John Billingsley will give the talk after the society’s annual meeting.
Meetings are held in the Methodist Hall in Hebden Bridge, starting at 7.30pm.
At the previous meeting Joan Laprell spoke on The History of Moderna.
Many who married in the 1950s and ‘60s will recall the pleasure of unwrapping their wedding gifts to find a luxurious Moderna blanket. Joan recalled the village within a village that was the Moderna Blanket Factory in Mytholmroyd, where she worked for 10 years. With humour and obvious delight she recreated the pleasure of working for the family run company.
The founder was Thomas Ratcliffe, part of a local textile manufacturing family, who moved on to the Mytholmroyd site in the late 19th century. However it was his grandsons and great-grandsons, the Culpans, who really made Moderna the top name in blankets. In the depressed years of the ‘20s and ‘30s the dynamic Norman Culpan had the energy and dynamism to completely revitalise the business, investing in buildings, reducing costs and increasing output by 500 per cent. The unique blankets came in vibrant colours, were guaranteed not to shrink and were moth-proof.
During the war years, the factory produced fabric for naval overcoats and grey army blankets, some of which reportedly had hidden messages woven into them, and were destined to be dropped over France. It was the need to comply with government standards that led the company to build its award-winning canteen, home for the many entertainments which ex-Moderna workers recall so fondly.
The firm obviously valued its workers, establishing a profit sharing scheme and arranging Christmas treats. There was great respect given to ‘Mr Norman’ as he was always known, because of his close knowledge of all aspects of the business, from the raw wool to the finished product. He was a charismatic character, riding in the Isle of Man TT races and taking a posse of supporters from the workforce to cheer him on. He could still be seen wearing his leathers in his old age. Joan also recalled sitting with other attractive young women outside his fish and chip shop – a device to encourage passing trade to pop in.

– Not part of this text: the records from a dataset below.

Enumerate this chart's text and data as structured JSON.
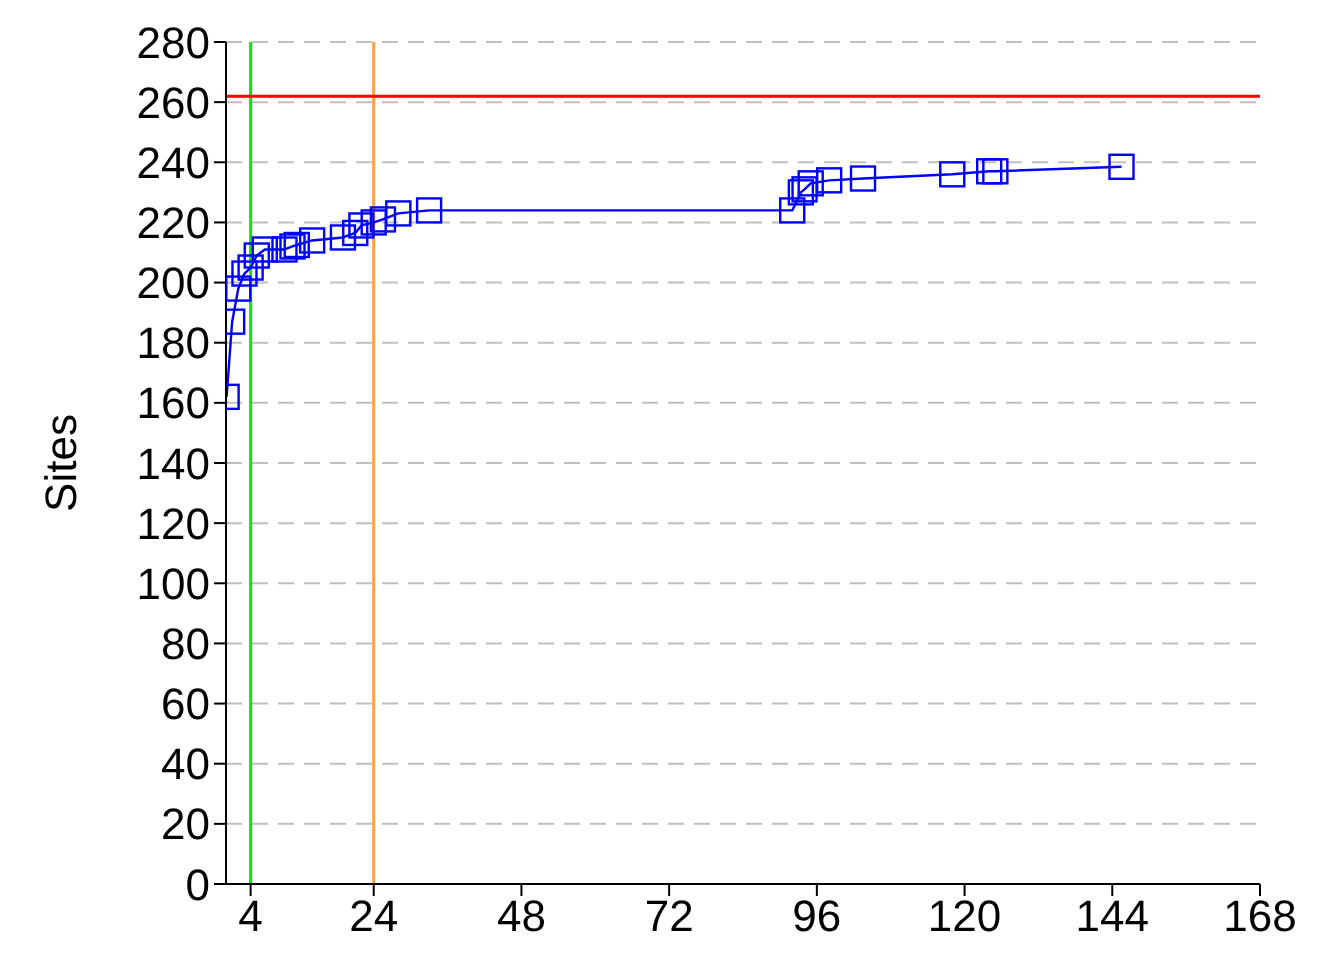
{
  "chart_data": {
    "type": "line",
    "ylabel": "Sites",
    "marker": "square",
    "line_style": "solid",
    "x": [
      0.1,
      1,
      2,
      3,
      4,
      5,
      6.3,
      9.5,
      10.8,
      11.5,
      14,
      19,
      21,
      22,
      24,
      25.5,
      28,
      33,
      92,
      93.4,
      94,
      95,
      98,
      103.5,
      118,
      124,
      125,
      145.5
    ],
    "series": [
      {
        "color": "#0000ff",
        "values": [
          162,
          187,
          198,
          203,
          205,
          209,
          211,
          211,
          212,
          212.5,
          214,
          215,
          216.5,
          219,
          220,
          221,
          223,
          224,
          224,
          230,
          231,
          233,
          234,
          234.6,
          236,
          237,
          237,
          238.5
        ]
      }
    ],
    "xlim": [
      0,
      168
    ],
    "xticks": [
      4,
      24,
      48,
      72,
      96,
      120,
      144,
      168
    ],
    "ylim": [
      0,
      280
    ],
    "yticks": [
      0,
      20,
      40,
      60,
      80,
      100,
      120,
      140,
      160,
      180,
      200,
      220,
      240,
      260,
      280
    ],
    "grid": "y",
    "ref_lines": [
      {
        "axis": "x",
        "value": 4,
        "color": "#00ee00"
      },
      {
        "axis": "x",
        "value": 24,
        "color": "#ffa040"
      },
      {
        "axis": "y",
        "value": 262,
        "color": "#ff0000"
      }
    ]
  }
}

For the 500 workers at Moderna the factory provided a rich social life, with its own dramatic society, sports teams, galas, dances and even a visit from the famous Wilfred Pickles ‘Have a Go, Joe’ radio show. It was a community that in the 1970s suffered a mortal blow when the firm ended up in the hands of asset-strippers who sacked the workers and sold off the machinery. In 1986 a devastating fire destroyed what was left of the factory – except for the name, which lives on. Joan hoped that when people asked why this area has the name Moderna, the reply will be that it commemorates the home of the finest mill in Yorkshire.